If healthcare facilities do not have the ability to treat waste or return it to the manufacturer, encapsulation or inactivation may be used to dispose of small amounts of sharps, chemicals, or pharmaceutical wastes. These methods can reduce the risk of injury to people and reduce the risk of toxins migrating to the surface or ground water. 

These methods are rarely used. Encapsulation is a process that seals waste containers with an immobilizing material such as a container.  After hardening, the containers can be safely disposed of in a landfill. Insurization involves mixing of waste (such as pharmaceutical and high metal-content ash) with water, lime, and cement before disposal to reduce the risk of toxic substances in surface and groundwater.  Pharmaceuticals must be removed from their packaging and ground before being mixed.

Disposal Sites 

In the previous section, we mentioned different types of settlement sites. Now we will learn more about these sites.

Landfills

If done properly, disposing of healthcare waste, both treated and untreated, in landfills can protect staff, the community and the environment. Landfills are specifically designed and engineered for the safe disposal of waste on land. 

Properly constructed sanitary landfills:

Restrict access to prevent sweep Prevent infiltration of water. They are lined with a low permeability material (such as clay) Ideally, at the end of each work day, the waste should be spread out in thin layers, compacted and covered with soil.  Gases should not be allowed to build up as they become dangerous.

Placenta pits

In many cultures, burying placentas is an important custom.  In low-resource settings, a placental well is an effective option for safe removal.  The site for a placental well should minimize public accessibility the size will depend on the number of daily deliveries in the facility.  On average, a placenta and its associated fluids will require 5 liters (1.5 gallons) of well capacity.  The well must be designed to prevent debris from contaminating the surrounding groundwater.  A distance of at least 1.5 meters (approximately 5 feet) from the bottom of the well to the ground water level is recommended. Placental wells are not recommended for sites where the water table is close to the surface or in areas prone to flooding.

Sharp holes

Even after decontamination, the waste from sharp objects could present physical risks. There could also be a risk of reuse. Decontaminated sharps debris can be disposed of in concrete lined sharps pits on the facility premises or can be encapsulated by mixing the debris with immobilizing material, such as cement, before disposal. These procedures are recommended only in cases where waste is handled manually and landfill for general waste is not insured.

Ash pits

Incineration ash is conventionally considered hazardous by virtue of its likely heavy metal content and the dioxins and furans it may contain.  It should preferably be disposed of in sites designed for hazardous waste, eg. cells designated in engineering fillings, encapsulated and placed in specialized monofill sites or placed on the ground in an ash pit.  The ash pit must be lined with concrete, not accessible to the public and at least 1.5 meters above the water table.

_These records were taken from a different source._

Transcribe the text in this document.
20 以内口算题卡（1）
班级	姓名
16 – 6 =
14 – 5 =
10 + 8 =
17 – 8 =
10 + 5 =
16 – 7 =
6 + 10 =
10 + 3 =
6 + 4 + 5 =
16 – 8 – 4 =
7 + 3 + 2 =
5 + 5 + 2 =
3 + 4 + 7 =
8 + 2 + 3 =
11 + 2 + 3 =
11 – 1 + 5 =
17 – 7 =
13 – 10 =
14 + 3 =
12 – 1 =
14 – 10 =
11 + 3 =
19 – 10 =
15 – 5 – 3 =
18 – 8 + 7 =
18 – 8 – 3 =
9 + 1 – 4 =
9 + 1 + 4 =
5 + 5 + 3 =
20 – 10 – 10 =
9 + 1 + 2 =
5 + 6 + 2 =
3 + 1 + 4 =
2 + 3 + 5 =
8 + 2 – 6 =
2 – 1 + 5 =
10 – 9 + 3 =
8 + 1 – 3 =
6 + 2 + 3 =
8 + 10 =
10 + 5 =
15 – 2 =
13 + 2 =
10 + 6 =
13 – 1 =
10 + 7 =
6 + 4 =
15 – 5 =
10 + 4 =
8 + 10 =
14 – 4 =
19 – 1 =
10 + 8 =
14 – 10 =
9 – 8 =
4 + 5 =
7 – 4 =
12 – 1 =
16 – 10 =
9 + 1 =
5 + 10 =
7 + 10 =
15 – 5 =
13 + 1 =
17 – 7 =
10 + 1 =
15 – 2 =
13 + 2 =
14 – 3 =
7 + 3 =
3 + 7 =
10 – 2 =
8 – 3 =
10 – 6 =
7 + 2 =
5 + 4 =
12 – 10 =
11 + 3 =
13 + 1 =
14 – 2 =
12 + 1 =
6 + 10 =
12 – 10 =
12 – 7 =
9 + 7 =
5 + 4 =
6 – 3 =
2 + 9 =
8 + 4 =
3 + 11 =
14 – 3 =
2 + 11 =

Small burial sites for waste disposal

In health care facilities with limited resources, the only option available for waste disposal is the safe short-term burial of waste in or near the facility.  Safe burial at the site is practical only for limited periods of time (1–2 years) and for relatively small amounts of waste.  Burial can be used as a method of waste disposal only when the water table is more than 4 meters (12 feet) below the surface.  During this time, the health care center should continue to search for better and more permanent methods of waste disposal.